No, I don’t wish to contribute much more to the tonnage of comment on the works of W. H. Auden. I just want to add this feather.
Here’s a poem Auden wrote, I have no idea why. It’s from The Sea and The Mirror, and takes up themes from Shakespeare’s the Tempest…but I don’t care.
Warm are the still and lucky miles,
White shores of longing stretch away,
A light of recognition fills
The whole great day, and bright
The tiny world of lovers’ arms.
Silence invades the breathing wood
Where drowsy limbs a treasure keep,
Now greenly falls the learned shade
Across the sleeping brows
And stirs their secret to a smile.
Restored! Returned! The lost are borne
On seas of shipwreck home at last:
See! In a fire of praising burns
The dry dumb past, and we
Our life-day long shall part no more.
***
Read the above, and you presume you’ve been reading rhymed verse. But look hard. No rhymes!
Huh?
Then look harder again. Or hear harder.
The first stressed word of the third line in each stanza rhymes with the last of the fourth.
The first and third lines end in consonant rhyme: it’s delicate, but perceptible.
Even more devilish is the way the second line rhymes fully with the front half of the fourth. (In tricky Auden fashion, there’s no caesura in “Across the sleeping brows”, but the ear still picks up the rhyme because of the quantity of the rhyming syllable, sleep-, and the weakness of the surrounding syllables.)
As if that’s not enough, check out the quasi-rhymes of the middle of the first lines and the ends of the third lines. And the fainter consonant rhymes at the end of each caesura in the first line of each stanza: still-miles, invades-wood, returned-borne. Subtle but audible – and he meant to do it.
All very deliberate…and all quite wonderful. And there’s more deliberate music, beyond those half-buried rhymes and assonances. There are metrical intricacies, too, and much attention to syllabic quantity. Note the slight bump in the metre at the penultimate line, with an alliteration right on the bump.
So clever. So pretty. Why does nobody talk about these things?
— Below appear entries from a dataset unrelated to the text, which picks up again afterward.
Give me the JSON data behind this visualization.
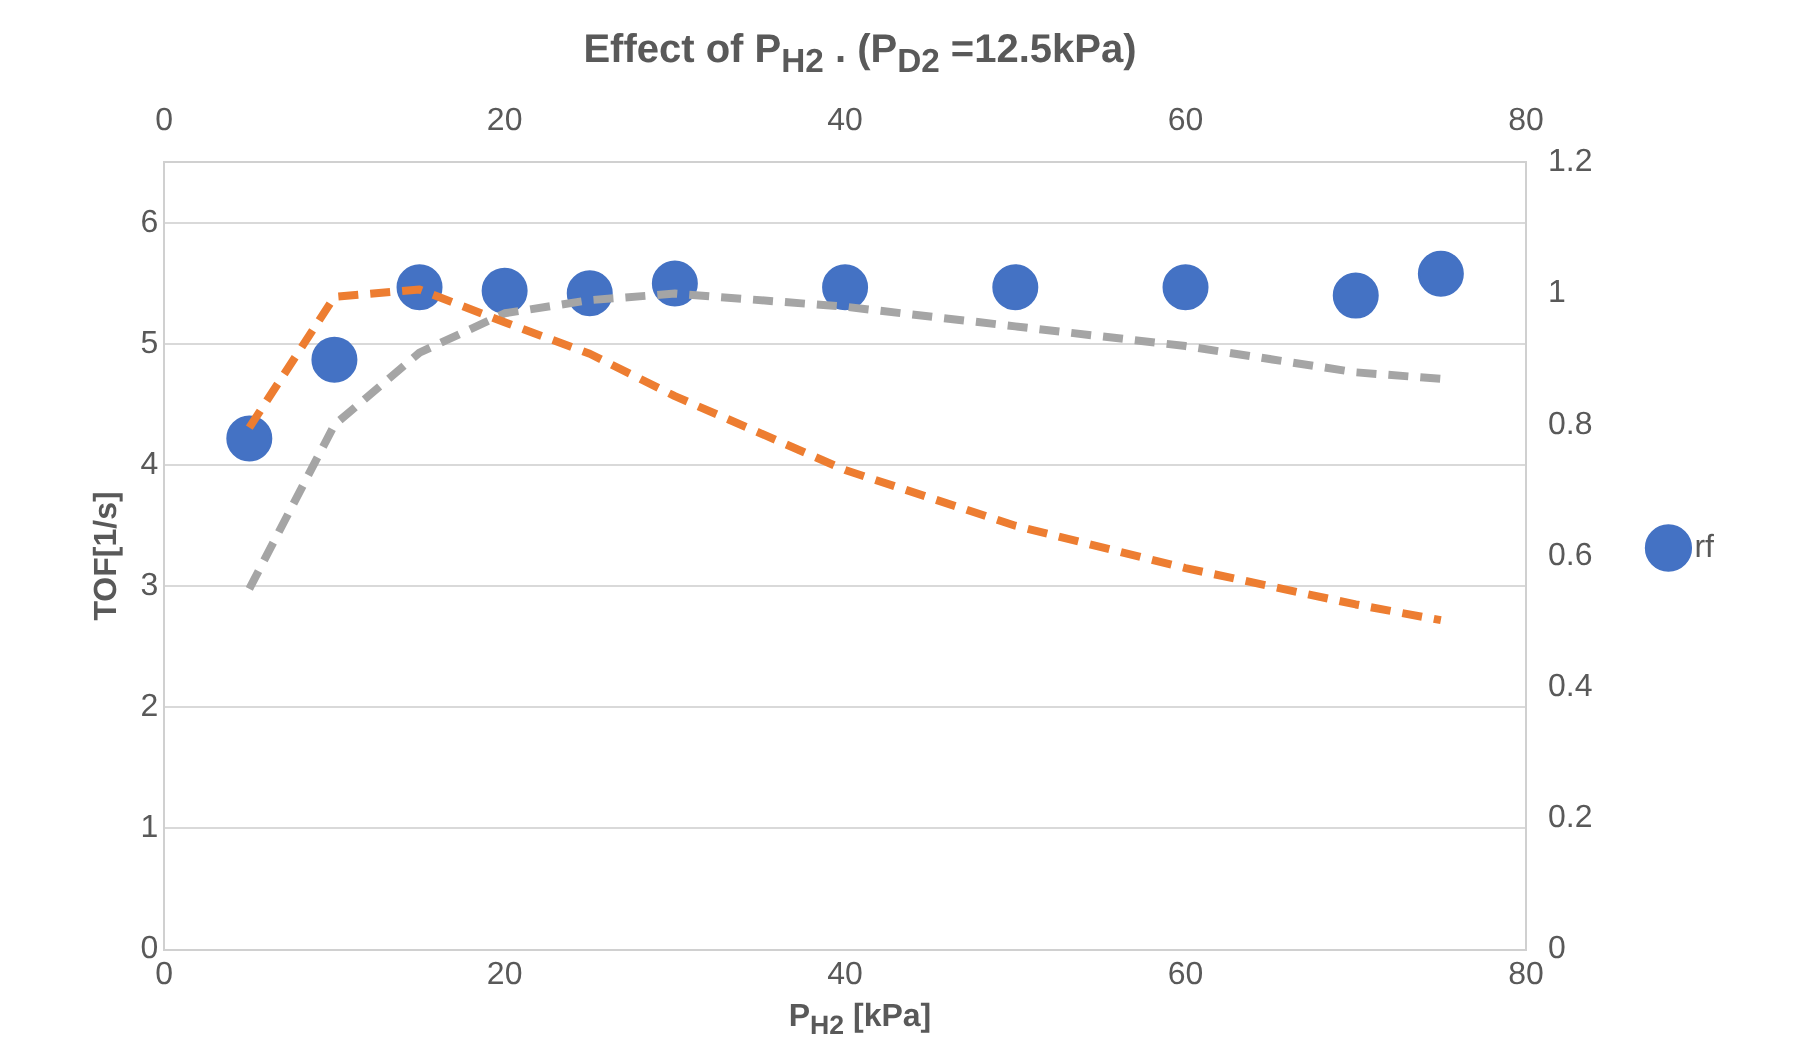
{
  "chart_data": {
    "type": "scatter",
    "title": "Effect of P$_{H2}$ . (P$_{D2}$ =12.5kPa)",
    "xlabel": "P$_{H2}$ [kPa]",
    "ylabel": "TOF[1/s]",
    "xlim": [
      0,
      80
    ],
    "xticks": [
      0,
      20,
      40,
      60,
      80
    ],
    "x2lim": [
      0,
      80
    ],
    "x2ticks": [
      0,
      20,
      40,
      60,
      80
    ],
    "ylim": [
      0,
      6.5
    ],
    "yticks": [
      0,
      1,
      2,
      3,
      4,
      5,
      6
    ],
    "y2lim": [
      0,
      1.2
    ],
    "y2ticks": [
      0,
      0.2,
      0.4,
      0.6,
      0.8,
      1,
      1.2
    ],
    "grid": "y",
    "legend": "right",
    "marker": "circle",
    "series": [
      {
        "name": "rf",
        "color": "#4472c4",
        "x": [
          5,
          10,
          15,
          20,
          25,
          30,
          40,
          50,
          60,
          70,
          75
        ],
        "values": [
          4.22,
          4.87,
          5.47,
          5.44,
          5.42,
          5.5,
          5.47,
          5.47,
          5.47,
          5.4,
          5.58
        ]
      },
      {
        "type": "line",
        "color": "#ed7d31",
        "line_style": "dashed",
        "marker": "none",
        "x": [
          5,
          10,
          15,
          20,
          25,
          30,
          40,
          50,
          60,
          70,
          75
        ],
        "values": [
          4.31,
          5.39,
          5.45,
          5.18,
          4.92,
          4.57,
          3.96,
          3.5,
          3.15,
          2.85,
          2.72
        ]
      },
      {
        "type": "line",
        "axis": "y2",
        "color": "#a5a5a5",
        "line_style": "dashed",
        "marker": "none",
        "x": [
          5,
          10,
          15,
          20,
          25,
          30,
          40,
          50,
          60,
          70,
          75
        ],
        "values": [
          0.55,
          0.8,
          0.91,
          0.97,
          0.99,
          1.0,
          0.98,
          0.95,
          0.92,
          0.88,
          0.87
        ]
      }
    ]
  }
}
Came across this., mosomoso, via comment by ‘Fan of more
discourse’ on Climate Etc blog )
Strange , I hadn’ realised the poem draws on Shakespeare’s
Tempest. Auden also wrote on Calaban, I must look it up.
Beth the serf.
Beth, it’s from The Sea and The Mirror, as I remember. I no longer have a copy of Auden, but there’s another piece in that collection which is a hoot:
Song Of The Master And Boatswain
At Dirty Dick’s and Sloppy Joe’s
We drank our liquor straight,
Some went upstairs with Margery,
And some, alas, with Kate;
And two by two like cat and mouse
The homeless played at keeping house.
There Wealthy Meg, the Sailor’s Friend,
And Marion, cow-eyed,
Opened their arms to me but I
Refused to step inside;
I was not looking for a cage
In which to mope my old age.
The nightingales are sobbing in
The orchards of our mothers,
And hearts that we broke long ago
Have long been breaking others;
Tears are round, the sea is deep:
Roll them overboard and sleep.
It’s a bit clumsy, but that may be on purpose. He did most things on purpose, did Auden.
Say, mosmoso, Auden, the poet of Grimm, I’d say.
This on The Tempest fromThe Sea and the Mirror
as well:
‘The aged catch their breath,
For the nonchalant couple go
Waltzing across the tightrope
As if there was no death
Or hope of falling down.
The wounded cry as the clown
Doubles his meaning and O
How the dear little children laugh
When the drums roll and the lovely
Lady is sawn in half.’
Doesn’t get any lighter, right down ter the grimm finale.,
‘Which goes to show that the Bard
Was sober when he wrote
That this world of fact we love
Is unsubstantial stuff:
All the rest is silence
On the other side of the wall: ( hmmm another wall.)
And the silence ripeness,
And the ripeness all.
Note trickyy subversive rhyme patterns and
assonance ter give a sense of jingly order
but it’s askew … or maybe I misconstrue.
(Caught the smiley habit from a blog poster.)
Beth the serf
That’s a fun piece, serf. The smileys are kind of scary. But I’ve always thought smileys are the stuff of horror.
Now I won’t sleep till I can think of another poem with walls.
Walls…walls…
Nursery rhymes, moso? Plenty of horror, and a few walls there.
A serf.
Re yr enquiry on Climate Etc. letters ter the editer, the
clue werd is ‘stooge.’ The writer has previously disclosed
his name so that’s how I know … Serf
No luck with the letter. Oh well. The English indophile can always just drop it in here as a comment.
If he mentions cricket I’ll just [SNIP] him.